The last thing I want to do is talk about some relationship agreements.
Here are some things you can do to create change:
- Talk together about the real that feels inequitable (division of labor, emotion regulation, interfacing with the outside world, sex, finances and ambition)
- Agree to rock the boat. Agree to shake things up.
- If even one of you tries something different, the dance will change.
- If you make agreements from a place of curiosity and data collection, then the stakes are low.
- Get as specific as you can. What will you do differently? For how long? How often? When will you follow up?
Here are some things you can do to create cultivate acceptance:
- Talk together about the realm in which you notice the OF/UF dynamic.
- Agree to radically accept the way things are.
- Agree that neither of you will do anything differently except look for what is beautiful, functional, and uniquely yours about how your partner handles themselves. For example, when your partner takes a nap on Saturday afternoon and this typifies them in their underfunctioning role, you could take a moment to be grateful that they are resting after a long week. Alternatively, you could allow their permission to rest to remind you that you also have permission to rest. Here’s another example: when your partner works late and this typifies them in their overfunctioning role, you could take a moment to be grateful for their work ethic. You could ask them if there’s anything you could bring them as they burn the midnight oil.

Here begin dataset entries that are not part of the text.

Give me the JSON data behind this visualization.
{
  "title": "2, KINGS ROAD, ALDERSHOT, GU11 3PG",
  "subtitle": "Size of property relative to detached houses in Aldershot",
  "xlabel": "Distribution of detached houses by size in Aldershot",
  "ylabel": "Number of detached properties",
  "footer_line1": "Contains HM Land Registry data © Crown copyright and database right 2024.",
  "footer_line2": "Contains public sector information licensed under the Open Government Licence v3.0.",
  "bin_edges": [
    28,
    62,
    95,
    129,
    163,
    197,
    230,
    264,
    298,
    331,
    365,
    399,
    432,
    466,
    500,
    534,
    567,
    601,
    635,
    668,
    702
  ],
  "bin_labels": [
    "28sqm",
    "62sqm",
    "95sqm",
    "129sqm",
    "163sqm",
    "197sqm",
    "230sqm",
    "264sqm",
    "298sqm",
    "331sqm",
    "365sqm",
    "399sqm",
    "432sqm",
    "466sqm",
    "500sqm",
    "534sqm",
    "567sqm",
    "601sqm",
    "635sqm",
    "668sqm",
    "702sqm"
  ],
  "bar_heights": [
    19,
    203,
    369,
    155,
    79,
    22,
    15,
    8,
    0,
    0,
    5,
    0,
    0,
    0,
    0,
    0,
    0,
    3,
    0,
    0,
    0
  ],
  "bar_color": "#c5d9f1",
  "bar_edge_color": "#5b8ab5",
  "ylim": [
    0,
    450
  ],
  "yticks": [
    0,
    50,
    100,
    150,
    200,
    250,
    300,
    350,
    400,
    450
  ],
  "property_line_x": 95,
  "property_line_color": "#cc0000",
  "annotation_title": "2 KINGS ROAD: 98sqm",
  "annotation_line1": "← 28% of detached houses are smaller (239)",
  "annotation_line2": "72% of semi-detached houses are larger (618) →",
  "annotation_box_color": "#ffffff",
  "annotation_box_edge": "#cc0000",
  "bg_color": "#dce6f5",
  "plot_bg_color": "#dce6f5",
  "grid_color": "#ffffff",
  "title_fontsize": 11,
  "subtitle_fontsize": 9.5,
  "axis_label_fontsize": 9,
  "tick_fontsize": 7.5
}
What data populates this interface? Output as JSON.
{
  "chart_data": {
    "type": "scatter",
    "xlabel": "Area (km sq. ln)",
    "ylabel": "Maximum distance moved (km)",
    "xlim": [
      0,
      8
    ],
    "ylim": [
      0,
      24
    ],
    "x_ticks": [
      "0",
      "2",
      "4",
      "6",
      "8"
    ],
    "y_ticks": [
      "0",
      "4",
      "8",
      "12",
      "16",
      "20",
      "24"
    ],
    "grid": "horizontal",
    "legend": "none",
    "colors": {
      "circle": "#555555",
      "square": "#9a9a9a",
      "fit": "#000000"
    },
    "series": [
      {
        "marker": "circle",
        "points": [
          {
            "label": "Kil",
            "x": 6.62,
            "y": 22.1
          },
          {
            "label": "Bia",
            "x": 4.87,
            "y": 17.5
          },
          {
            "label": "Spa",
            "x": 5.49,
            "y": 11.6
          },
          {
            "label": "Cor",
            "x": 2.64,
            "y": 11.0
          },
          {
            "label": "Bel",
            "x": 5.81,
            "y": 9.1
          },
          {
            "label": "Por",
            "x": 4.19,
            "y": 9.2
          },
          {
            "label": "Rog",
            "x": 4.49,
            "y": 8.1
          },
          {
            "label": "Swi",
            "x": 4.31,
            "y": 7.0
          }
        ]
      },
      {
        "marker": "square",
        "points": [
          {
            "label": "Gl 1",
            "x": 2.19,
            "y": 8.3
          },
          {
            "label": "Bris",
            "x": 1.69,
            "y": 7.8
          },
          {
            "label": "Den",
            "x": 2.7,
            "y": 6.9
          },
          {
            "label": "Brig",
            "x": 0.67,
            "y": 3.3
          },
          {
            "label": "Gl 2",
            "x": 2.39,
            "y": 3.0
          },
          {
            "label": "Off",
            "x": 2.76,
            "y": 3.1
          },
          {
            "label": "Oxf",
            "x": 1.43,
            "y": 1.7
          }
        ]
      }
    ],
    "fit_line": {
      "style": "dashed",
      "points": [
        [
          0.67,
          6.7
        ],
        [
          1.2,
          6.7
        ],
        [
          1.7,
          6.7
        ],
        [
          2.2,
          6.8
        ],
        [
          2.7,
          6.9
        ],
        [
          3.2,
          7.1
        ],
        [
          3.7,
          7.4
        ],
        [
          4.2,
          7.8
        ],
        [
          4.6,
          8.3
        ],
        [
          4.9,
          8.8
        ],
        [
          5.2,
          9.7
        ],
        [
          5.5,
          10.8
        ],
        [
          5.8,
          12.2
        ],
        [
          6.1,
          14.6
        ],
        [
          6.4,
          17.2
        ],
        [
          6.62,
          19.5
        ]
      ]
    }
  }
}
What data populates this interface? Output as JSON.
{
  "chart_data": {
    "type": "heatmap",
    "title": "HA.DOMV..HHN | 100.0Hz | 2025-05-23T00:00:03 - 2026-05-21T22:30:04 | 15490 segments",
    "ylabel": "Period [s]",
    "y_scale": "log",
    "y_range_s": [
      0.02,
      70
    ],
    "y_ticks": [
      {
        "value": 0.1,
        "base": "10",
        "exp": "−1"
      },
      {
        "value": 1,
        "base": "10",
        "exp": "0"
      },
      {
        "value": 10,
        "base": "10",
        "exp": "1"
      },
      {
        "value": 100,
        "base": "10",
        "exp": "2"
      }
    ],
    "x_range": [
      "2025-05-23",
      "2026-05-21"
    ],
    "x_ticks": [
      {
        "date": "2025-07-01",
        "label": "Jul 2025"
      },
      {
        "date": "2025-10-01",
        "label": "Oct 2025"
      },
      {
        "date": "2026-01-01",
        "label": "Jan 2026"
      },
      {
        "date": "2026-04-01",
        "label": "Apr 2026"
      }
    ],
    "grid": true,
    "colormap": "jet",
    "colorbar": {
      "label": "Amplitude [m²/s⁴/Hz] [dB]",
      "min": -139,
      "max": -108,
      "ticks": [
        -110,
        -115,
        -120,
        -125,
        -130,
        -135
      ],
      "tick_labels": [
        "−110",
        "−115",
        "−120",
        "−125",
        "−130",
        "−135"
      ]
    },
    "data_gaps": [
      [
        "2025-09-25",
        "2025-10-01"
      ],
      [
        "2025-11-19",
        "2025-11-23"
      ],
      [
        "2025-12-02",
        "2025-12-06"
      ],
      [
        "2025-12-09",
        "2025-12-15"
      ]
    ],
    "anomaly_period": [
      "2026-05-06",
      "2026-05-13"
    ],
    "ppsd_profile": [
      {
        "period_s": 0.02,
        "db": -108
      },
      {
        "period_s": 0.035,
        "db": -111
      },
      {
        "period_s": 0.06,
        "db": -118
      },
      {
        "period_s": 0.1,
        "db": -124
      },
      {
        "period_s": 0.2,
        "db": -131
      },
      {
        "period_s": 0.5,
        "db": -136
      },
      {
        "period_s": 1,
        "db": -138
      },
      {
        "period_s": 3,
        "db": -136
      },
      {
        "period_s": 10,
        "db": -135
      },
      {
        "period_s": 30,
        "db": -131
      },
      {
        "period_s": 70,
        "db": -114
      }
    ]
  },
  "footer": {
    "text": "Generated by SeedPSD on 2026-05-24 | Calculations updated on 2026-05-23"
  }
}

- Talk together about how you will share insights and appreciations as you practice radical acceptance. Do you want your partner to let you know when they have noticed you overfunctioning and they are feeling appreciative of your efforts?
We covered a TON of ground. Let all of this good stuff settle. I feel confident that you are coming away from this blog post with some new perspectives on a common and complex relationship dynamic. New perspectives that can help you create meaningful shifts in your relationship that help you feel more connected and more engaged.